Most studies have had a small number of participants. The new study tapped into the UK Biobank, a comprehensive dataset of over a million people with regular checkups—including brain scans and blood draws—offering up a deluge of data for analysis.
The Brain Age Gap
Using machine learning, the study first sorted through brain scans of almost 11,000 people aged 45 to 82 to calculate their biological brain age. The AI model was trained on hundreds of structural features of the brain, such as overall size, thickness of the cortex—the outermost region—and the amount and integrity of white matter.
They then calculated the brain age gap for each person. On average, the gap was roughly three years, swinging both ways, meaning some people had either a slightly “younger” or “older” brain.
Next, the team tried to predict the brain age gap by measuring proteins in plasma, the liquid part of blood. Longevity research in mice has uncovered many plasma proteins that age or rejuvenate the brain.
After screening nearly 3,000 plasma proteins from 4,696 people, they matched each person’s protein profile to the participant’s brain age. They found 13 proteins associated with the brain age gap, with most involved in inflammation, movement, and cognition.
Two proteins particularly stood out.
One called Brevican, or BCAN, helps maintain the brain’s wiring and overall structure and supports learning and memory. The protein dwindles in Alzheimer’s disease. Higher levels, in contrast, were associated with slower brain aging and lower risk of dementia and stroke.
The other protein, growth differentiation factor 15 (GDF15), is released by the body when it senses damage. Higher levels correlated with a higher risk of age-related brain disease, likely because it sparks chronic inflammation—a “hallmark” of aging.
There was also a surprising result.
Plasma protein levels didn’t change linearly with age. Instead, changes peaked at three chronological ages—57, 70, and 78—with each stage marking a distinctive phase of brain aging.
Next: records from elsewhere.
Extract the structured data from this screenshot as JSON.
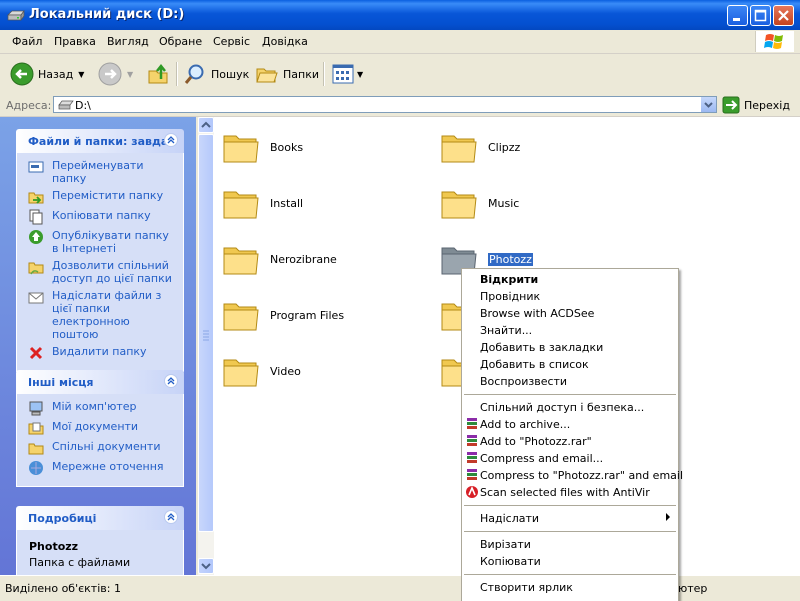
{
  "window": {
    "title": "Локальний диск (D:)"
  },
  "menubar": {
    "items": [
      "Файл",
      "Правка",
      "Вигляд",
      "Обране",
      "Сервіс",
      "Довідка"
    ]
  },
  "toolbar": {
    "back_label": "Назад",
    "search_label": "Пошук",
    "folders_label": "Папки"
  },
  "address": {
    "label": "Адреса:",
    "value": "D:\\",
    "go_label": "Перехід"
  },
  "tasks_box": {
    "title": "Файли й папки: завдан",
    "items": [
      "Перейменувати папку",
      "Перемістити папку",
      "Копіювати папку",
      "Опублікувати папку в Інтернеті",
      "Дозволити спільний доступ до цієї папки",
      "Надіслати файли з цієї папки електронною поштою",
      "Видалити папку"
    ]
  },
  "places_box": {
    "title": "Інші місця",
    "items": [
      "Мій комп'ютер",
      "Мої документи",
      "Спільні документи",
      "Мережне оточення"
    ]
  },
  "details_box": {
    "title": "Подробиці",
    "name": "Photozz",
    "type": "Папка с файлами"
  },
  "folders": [
    "Books",
    "Clipzz",
    "Install",
    "Music",
    "Nerozibrane",
    "Photozz",
    "Program Files",
    "Video"
  ],
  "context_menu": {
    "group1": [
      "Відкрити",
      "Провідник",
      "Browse with ACDSee",
      "Знайти...",
      "Добавить в закладки",
      "Добавить в список",
      "Воспроизвести"
    ],
    "group2": [
      "Спільний доступ і безпека...",
      "Add to archive...",
      "Add to \"Photozz.rar\"",
      "Compress and email...",
      "Compress to \"Photozz.rar\" and email",
      "Scan selected files with AntiVir"
    ],
    "send_to": "Надіслати",
    "group4": [
      "Вирізати",
      "Копіювати"
    ],
    "create_shortcut": "Створити ярлик"
  },
  "statusbar": {
    "left": "Виділено об'єктів: 1",
    "right": "ютер"
  },
  "colors": {
    "titlebar": "#0856d8",
    "task_link": "#215dc6",
    "panel_bg": "#7ba2e7",
    "selection": "#316ac5"
  }
}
At 57, for example, proteins related to brain metabolism and wound healing changed markedly, suggesting early molecular signs of brain aging. By 70, proteins that support the brain’s ability to rewire itself—some strongly associated with dementia and stroke—changed rapidly. Another peak, at 78, showed protein changes mostly related to inflammation and immunity.
“Our findings thus emphasize the importance and necessity of intervention and prevention at brain age 70 years to reduce the risk of multiple brain disorders,” wrote the authors
To be clear: These are early results. The participants are largely of European ancestry, and the results may not translate to other populations. The 13 proteins also need further testing in animals before any can be validated as biomarkers. But the study paves the way.
Their results, the authors conclude, suggest the possibility of earlier, simpler diagnosis of age-related brain disorders and the development of personalized therapies to treat them.